I'm trying to solidify my understanding of IEEE-754 Floating point, but couldn't find answers to some questions below, and was wondering if anyone knew enough on the topic to provide insight. Please let me know if there is something I'm misunderstanding about FP as well!
I understand subnormals are used to solve gradual underflow (bridging gap to 0 by allowing for under-precise smallest normalized difference spaced values) in scientific computing, but why aren't the small numbers simply scaled up before usage in calculations instead? (Unless our sequence of calculations is expected to use the entire FP Dynamic range)
Are "supernormals" not included since there is no way to "bridge the gap" to infinity?
When the exp field in FP32 is all ones ('11111111'), we only represent 3 values (+inf/-inf/NaN), so isn't the rest of the "address space" (sorry, don't know the terminology) being wasted? Why not use it for an extra power of 2?
Lastly, for FP32, why is the bias 127, rather than, say, 150, which would allow small numbers to be represented better at the cost of larger numbers? Was 127 chosen arbitrarily since it is the midpoint of the 256-size range?
… why aren't the small numbers simply scaled up before usage in calculations instead? (Unless our sequence of calculations is expected to use the entire FP Dynamic range)

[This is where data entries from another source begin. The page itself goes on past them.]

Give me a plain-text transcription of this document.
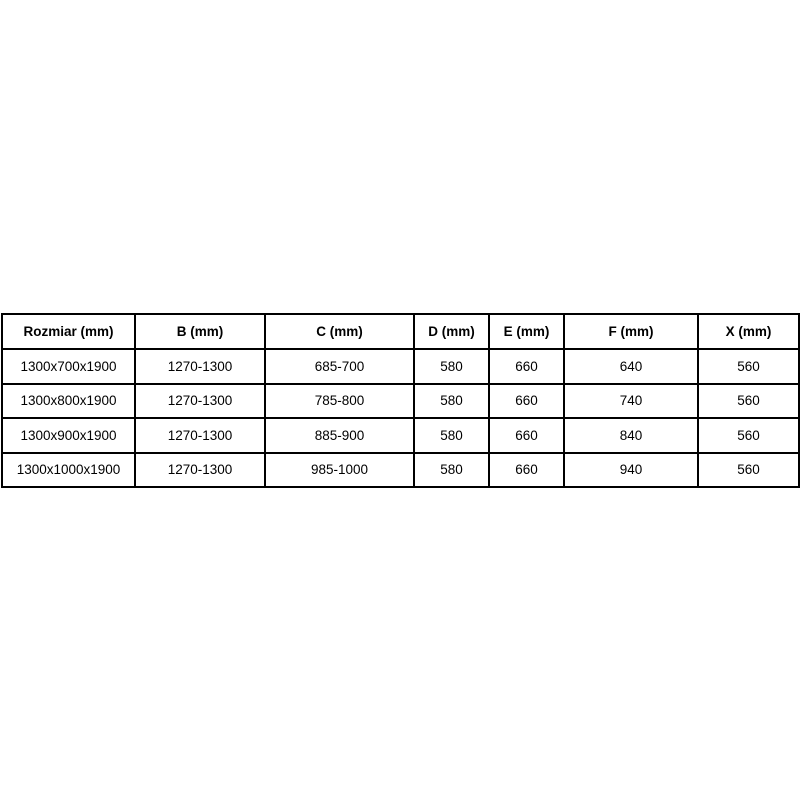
Rozmiar (mm)	B (mm)	C (mm)	D (mm)	E (mm)	F (mm)	X (mm)
1300x700x1900	1270-1300	685-700	580	660	640	560
1300x800x1900	1270-1300	785-800	580	660	740	560
1300x900x1900	1270-1300	885-900	580	660	840	560
1300x1000x1900	1270-1300	985-1000	580	660	940	560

Are you positing that an alternative to a floating-point implementation supporting subnormals is that applications using floating-point would adjust the scales of their numbers to avoid creating subnormal results?
That adds a burden to applications. The point of providing a service is to provide a good service and relieve users of the service from some work.
Are "supernormals" not included since there is no way to "bridge the gap" to infinity?
Subnormals solve some problems such as x-y == 0
being true while x == y
is false, which can lead to some bugs. For example, software that tested x == y
and found it to be false would expect to be able to calculate c / (x-y)
without getting a division-by-zero exception, but that would not be true without subnormal support.
What sort of issues would you expect supernormals to solve, and what sort of implementation do you propose for them?
When the exp field in FP32 is all ones ('11111111'), we only represent 3 values (+inf/-inf/NaN), so isn't the rest of the "address space" (sorry, don't know the terminology) being wasted? Why not use it for an extra power of 2?
When the floating-point datum is a NaN, the significand field may be used for additional information. For example, it could store the address, or part of the address, of the instruction where the NaN was created. Or NaNs used to initialize data could be different from NaNs created by floating-point operations during program execution, so the final output of a program could reveal whether a NaN is in the output because some program error result in using data that was never initialized with a proper value or because some calculation created a NaN.
The significand field is not used for this as widely as may have been hoped when the IEEE-754 standard was created, but there are systems that do such things.
Lastly, for FP32, why is the bias 127, rather than, say, 150, which would allow small numbers to be represented better at the cost of larger numbers? Was 127 chosen arbitrarily since it is the midpoint of the 256-size range?
We want something near the midpoint because programs that use x tend to also use 1/x.